Honourable Mention: Total Recall

Total Recall (1990) – Lori (Sharon Stone)

To avoid repetition, this extended honourable mention is light on story details. Douglas Quaid is played by Arnold Schwarzenegger, Melina by Rachel Ticotin, and Cohaagen by Ronny Cox. Other than that, it’s the same tale of an ordinary worker discovering he’s a secret agent and that plenty of people want him dead. The second half is on Mars, with a subplot about an alien device that generates oxygen from ice. The primary henchman is Richter (Michael Ironside), and Lori is relegated to a supporting role.
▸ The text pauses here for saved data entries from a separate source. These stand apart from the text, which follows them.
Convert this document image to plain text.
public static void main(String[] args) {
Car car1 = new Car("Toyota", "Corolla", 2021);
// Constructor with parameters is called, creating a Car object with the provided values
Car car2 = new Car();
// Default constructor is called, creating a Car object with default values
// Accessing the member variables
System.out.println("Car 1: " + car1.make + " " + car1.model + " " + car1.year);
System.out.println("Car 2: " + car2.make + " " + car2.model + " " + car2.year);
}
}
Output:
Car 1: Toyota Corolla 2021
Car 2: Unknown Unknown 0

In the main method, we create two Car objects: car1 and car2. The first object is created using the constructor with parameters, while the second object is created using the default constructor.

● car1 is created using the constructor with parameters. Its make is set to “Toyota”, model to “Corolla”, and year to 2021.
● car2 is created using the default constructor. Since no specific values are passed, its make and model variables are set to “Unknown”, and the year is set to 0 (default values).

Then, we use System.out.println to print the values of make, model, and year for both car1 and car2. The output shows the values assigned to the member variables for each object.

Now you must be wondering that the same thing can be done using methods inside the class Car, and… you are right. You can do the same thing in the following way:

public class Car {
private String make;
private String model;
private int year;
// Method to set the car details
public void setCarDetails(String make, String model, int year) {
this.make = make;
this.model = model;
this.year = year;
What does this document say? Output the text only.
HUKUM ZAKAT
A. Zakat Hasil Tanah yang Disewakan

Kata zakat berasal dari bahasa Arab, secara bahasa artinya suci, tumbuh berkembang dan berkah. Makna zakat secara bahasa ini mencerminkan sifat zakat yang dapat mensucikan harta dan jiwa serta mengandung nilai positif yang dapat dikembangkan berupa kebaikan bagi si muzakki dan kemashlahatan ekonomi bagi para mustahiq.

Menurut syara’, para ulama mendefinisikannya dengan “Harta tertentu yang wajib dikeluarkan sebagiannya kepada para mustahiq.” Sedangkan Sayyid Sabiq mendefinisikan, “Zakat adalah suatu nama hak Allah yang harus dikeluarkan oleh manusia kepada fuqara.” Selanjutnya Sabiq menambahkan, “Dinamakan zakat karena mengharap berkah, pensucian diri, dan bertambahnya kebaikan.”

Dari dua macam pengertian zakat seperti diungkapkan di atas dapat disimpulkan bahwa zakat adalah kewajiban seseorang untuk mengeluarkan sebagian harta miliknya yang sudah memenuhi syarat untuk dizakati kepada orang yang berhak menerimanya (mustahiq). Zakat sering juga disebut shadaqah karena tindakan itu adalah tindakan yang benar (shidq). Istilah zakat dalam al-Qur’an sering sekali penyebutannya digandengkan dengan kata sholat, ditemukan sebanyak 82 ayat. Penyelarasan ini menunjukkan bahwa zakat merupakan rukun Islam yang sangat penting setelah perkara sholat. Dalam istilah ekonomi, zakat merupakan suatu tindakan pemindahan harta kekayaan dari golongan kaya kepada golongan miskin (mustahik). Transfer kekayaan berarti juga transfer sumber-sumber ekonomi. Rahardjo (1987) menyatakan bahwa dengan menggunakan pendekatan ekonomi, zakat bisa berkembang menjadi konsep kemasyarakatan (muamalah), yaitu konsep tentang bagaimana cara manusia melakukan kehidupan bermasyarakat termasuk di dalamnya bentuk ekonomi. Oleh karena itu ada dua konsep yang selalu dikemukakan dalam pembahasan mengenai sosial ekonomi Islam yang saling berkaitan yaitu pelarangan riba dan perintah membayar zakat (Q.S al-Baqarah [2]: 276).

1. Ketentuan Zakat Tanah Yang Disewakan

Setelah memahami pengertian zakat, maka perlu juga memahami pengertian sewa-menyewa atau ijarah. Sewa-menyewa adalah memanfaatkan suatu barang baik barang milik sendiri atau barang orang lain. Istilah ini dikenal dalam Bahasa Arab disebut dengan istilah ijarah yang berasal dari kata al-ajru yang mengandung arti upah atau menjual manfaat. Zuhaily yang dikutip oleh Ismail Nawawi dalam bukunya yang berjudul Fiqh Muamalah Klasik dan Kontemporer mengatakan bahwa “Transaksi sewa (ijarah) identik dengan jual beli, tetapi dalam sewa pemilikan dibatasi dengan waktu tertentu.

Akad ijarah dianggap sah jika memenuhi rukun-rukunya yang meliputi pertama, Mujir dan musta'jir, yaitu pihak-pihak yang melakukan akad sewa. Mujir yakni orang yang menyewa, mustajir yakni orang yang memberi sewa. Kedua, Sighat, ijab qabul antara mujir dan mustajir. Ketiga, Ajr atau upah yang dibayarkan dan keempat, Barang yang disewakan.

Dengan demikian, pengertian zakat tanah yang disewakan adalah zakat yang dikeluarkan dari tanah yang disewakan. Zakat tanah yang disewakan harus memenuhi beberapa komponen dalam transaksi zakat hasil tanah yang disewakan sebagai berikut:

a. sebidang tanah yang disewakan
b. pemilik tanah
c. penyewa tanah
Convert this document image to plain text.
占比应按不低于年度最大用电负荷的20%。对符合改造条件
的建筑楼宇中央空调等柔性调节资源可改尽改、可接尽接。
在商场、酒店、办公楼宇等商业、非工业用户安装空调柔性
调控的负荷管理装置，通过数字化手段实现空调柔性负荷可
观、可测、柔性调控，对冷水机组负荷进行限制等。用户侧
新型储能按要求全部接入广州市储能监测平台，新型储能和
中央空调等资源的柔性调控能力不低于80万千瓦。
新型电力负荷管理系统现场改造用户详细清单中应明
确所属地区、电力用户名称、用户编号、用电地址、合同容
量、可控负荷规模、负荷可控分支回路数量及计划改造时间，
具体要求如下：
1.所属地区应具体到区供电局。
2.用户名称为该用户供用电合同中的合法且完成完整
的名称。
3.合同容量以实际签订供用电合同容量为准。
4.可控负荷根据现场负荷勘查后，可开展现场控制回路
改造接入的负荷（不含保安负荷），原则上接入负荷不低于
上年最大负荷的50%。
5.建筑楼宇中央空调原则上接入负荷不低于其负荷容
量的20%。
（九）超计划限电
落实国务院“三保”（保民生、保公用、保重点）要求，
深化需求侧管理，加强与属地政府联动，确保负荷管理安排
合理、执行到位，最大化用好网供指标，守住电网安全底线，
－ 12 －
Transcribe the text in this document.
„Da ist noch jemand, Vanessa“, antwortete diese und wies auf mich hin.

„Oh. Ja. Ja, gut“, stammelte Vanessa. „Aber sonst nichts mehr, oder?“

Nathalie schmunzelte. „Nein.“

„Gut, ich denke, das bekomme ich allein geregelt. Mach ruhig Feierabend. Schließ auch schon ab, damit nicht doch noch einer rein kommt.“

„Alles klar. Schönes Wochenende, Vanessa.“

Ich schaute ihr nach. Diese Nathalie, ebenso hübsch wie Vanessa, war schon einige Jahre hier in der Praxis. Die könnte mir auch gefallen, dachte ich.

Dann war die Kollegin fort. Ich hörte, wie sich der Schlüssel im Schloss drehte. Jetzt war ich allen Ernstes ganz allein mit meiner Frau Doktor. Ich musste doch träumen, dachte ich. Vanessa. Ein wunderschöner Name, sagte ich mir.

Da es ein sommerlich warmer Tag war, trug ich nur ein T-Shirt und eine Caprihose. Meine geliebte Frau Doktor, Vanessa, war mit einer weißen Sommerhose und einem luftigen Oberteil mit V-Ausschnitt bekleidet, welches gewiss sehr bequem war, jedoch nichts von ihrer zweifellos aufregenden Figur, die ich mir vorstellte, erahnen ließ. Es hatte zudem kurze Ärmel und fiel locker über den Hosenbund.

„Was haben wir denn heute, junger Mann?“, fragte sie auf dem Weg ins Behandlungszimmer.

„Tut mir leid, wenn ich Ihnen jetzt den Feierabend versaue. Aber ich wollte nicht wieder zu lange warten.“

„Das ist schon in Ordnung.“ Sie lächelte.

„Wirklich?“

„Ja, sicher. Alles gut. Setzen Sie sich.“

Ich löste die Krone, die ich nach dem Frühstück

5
Despite this, Sharon Stone makes an impression that leaves the viewer wanting more, though what we get is very good. Lori’s reveal is better handled, with a shadowy figure attacking Quaid after he returns home from Rekall. After a brief shootout, the “intruder” is revealed as Lori, and Doug discovers his wife has martial arts skills. She plays the innocent woman to buy time, but Doug is too smart to fall for it.

After flying to Mars, Melina becomes the female lead while Richter pursues the hero. There’s an annoying taxi driver who’s obviously a mole, so the reveal is unsurprising even to a first-time viewer. The false wife doesn’t show herself until the villains try to convince Doug he’s experiencing a false memory. After he sees through their lies, Lori stops pretending to be nice and kicks the hero in some rather sensitive places.

Lori’s best scene is her last. She gets into an extended fight with Melina after the heroine arrives to rescue Quaid. This is a drawn-out tussle – one of the better female v female examples – and it’s Lori who comes out on top. Just when the villainess is about to kill Melina with her own knife, Doug shoots the weapon from her hand. Lori pleads for mercy, but Quaid shows her none and gets a trademark Arnie one-liner: “Consider this a divorce”.